As we said in the last article it is quite a bit colder here than where we’ve been spending our days as of late. But, if you are going to be in the cold weather you might as well embrace it and get out to see the spectacular winter scenery. Over the first few days of our trip here to Queenstown we took some beautiful drives and saw some absolutely dazzling places.

The first morning we awoke to some truly stunning scenery at our perfect little Air BnB. The clouds were low in the valley over Lake Wakatipu as the sun was coming up. There was still ice and frost on the grass from the days of snow they had before we arrived. My feet nearly froze to the large stone outside as I ran out barefoot to snap a few photos. Yes, it was pretty chilly but it was also truly impressive. We all enjoyed the picturesque views from the dining room window as we ate breakfast and planned our days ahead.

One day we took a drive up to Coronet Peak. It’s one of the ski areas here. The 17 km drive from town is quite scenic as the roads twist and turn through the mountains.  We reached the bottom of the mountain to find signs there indicating whether or not you could drive up to the ski lodge and if you needed chains.

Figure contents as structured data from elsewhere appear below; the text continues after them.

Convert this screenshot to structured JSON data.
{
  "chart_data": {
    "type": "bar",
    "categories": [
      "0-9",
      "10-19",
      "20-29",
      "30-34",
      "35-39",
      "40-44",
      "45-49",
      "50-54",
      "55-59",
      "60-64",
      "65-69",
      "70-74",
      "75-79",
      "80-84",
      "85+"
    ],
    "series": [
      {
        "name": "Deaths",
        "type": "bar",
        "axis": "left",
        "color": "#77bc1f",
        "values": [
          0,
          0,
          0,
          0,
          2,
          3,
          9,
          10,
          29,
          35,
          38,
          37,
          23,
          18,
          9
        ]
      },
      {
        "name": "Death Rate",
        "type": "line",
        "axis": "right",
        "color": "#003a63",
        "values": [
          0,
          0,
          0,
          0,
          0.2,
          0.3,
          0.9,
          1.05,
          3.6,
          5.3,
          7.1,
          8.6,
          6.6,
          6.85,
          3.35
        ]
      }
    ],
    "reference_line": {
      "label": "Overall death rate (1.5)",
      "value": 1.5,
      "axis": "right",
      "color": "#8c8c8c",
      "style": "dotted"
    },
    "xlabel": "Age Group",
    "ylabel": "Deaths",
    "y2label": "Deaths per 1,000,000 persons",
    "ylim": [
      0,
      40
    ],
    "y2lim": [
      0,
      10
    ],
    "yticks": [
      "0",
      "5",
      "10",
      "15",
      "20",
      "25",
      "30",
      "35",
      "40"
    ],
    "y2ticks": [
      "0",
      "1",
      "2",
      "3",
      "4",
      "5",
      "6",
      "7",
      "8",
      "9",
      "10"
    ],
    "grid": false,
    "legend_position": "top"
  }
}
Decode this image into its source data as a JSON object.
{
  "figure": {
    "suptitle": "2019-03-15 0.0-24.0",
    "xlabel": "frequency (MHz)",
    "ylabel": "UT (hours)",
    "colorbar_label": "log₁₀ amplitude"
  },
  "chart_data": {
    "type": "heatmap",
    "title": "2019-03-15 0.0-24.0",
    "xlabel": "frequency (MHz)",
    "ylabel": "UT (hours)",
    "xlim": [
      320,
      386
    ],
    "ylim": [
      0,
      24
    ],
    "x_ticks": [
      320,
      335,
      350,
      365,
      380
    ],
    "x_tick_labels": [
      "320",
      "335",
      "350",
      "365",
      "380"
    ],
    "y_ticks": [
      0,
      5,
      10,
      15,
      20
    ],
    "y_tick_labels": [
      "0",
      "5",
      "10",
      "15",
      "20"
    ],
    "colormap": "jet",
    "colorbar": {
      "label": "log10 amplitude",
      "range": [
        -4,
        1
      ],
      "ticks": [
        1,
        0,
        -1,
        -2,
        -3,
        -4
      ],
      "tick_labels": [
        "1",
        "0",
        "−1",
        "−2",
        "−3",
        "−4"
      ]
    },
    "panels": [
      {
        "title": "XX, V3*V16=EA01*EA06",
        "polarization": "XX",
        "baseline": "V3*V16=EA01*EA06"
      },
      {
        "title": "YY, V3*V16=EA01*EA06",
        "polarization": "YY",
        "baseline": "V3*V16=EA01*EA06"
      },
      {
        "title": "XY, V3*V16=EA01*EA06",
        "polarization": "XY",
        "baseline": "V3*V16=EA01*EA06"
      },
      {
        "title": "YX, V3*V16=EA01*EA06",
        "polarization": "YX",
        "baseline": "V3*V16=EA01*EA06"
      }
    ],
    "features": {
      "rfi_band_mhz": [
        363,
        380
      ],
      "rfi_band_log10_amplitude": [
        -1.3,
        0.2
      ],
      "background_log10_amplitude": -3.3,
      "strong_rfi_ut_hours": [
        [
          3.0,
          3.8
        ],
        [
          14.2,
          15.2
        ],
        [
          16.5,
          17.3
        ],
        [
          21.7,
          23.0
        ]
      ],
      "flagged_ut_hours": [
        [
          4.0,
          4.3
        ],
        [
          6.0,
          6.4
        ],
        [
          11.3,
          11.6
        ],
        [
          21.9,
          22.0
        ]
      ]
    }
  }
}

All looked good for us to make it all the way to the top without the need to stop in one of the designated parking areas. Of course there were definitely some icy spots along the way where the sun had not reached the road. I’m no sissy when it comes to this stuff but I will admit that I held my breath a few times as I felt the tires slide on the ice while I looked over the side of the mountain. Dan obviously drove it like he’d done it his entire life so there really wasn’t much to be afraid of in all reality. 

We reached the top and were rewarded with some spectacular views of the surrounding mountains and the valley below. The air was crisp and clear as a bell so you could literally see for miles. The slopes were not open yet for the season. They would not be opening for a few more days so we virtually had the area all to ourselves. Lutz & Gabi were planning to go skiing one day so they checked out the lodge and slopes while we took some incredible photos of the area. We aren’t much for the freezing cold but it was a bit fun to play in some snow and act like kids for a bit.

After enjoying the views we headed back toward town where we were hoping to find a bite to eat. We stopped at the Shotover River along the way for a little side adventure. There is a restaurant there but since ski season isn’t officially open they weren’t either. Shotover is a 75 km long river that runs from the southern end of the Southern Alps through to Queenstown. Being fed from the Alps and their glaciers, this water here is a beautiful color of pale turquoise. This is a fast moving river with lots of rapids and is used for whitewater rafting, jet boat tours and more. Since we arrived in town just before the “season” opened we had the opportunity to see it without the crowds. It’s simply spectacular!

After our little side adventure we headed into town to eat. We ended up at my favorite Irish pub, Póg Mahone’s. It’s such a quaint little place with a stone fireplace and lots of dark wood. When we were here last year the bartender told us that the entire bar had been shipped here from Ireland. It’s truly beautiful. And, they have the absolute best Beef & Guinness Pie I’ve ever had so I, of course, had that while the rest of the crew had ribs. We enjoyed our afternoon in the warm pub as we imbibed in some frosty beers and feasted upon their brilliant meals. All the while we chatted about the events of the day as we began planning for the next. There truly is nothing like great adventures with awesome friends…even if it is a bit chilly outside.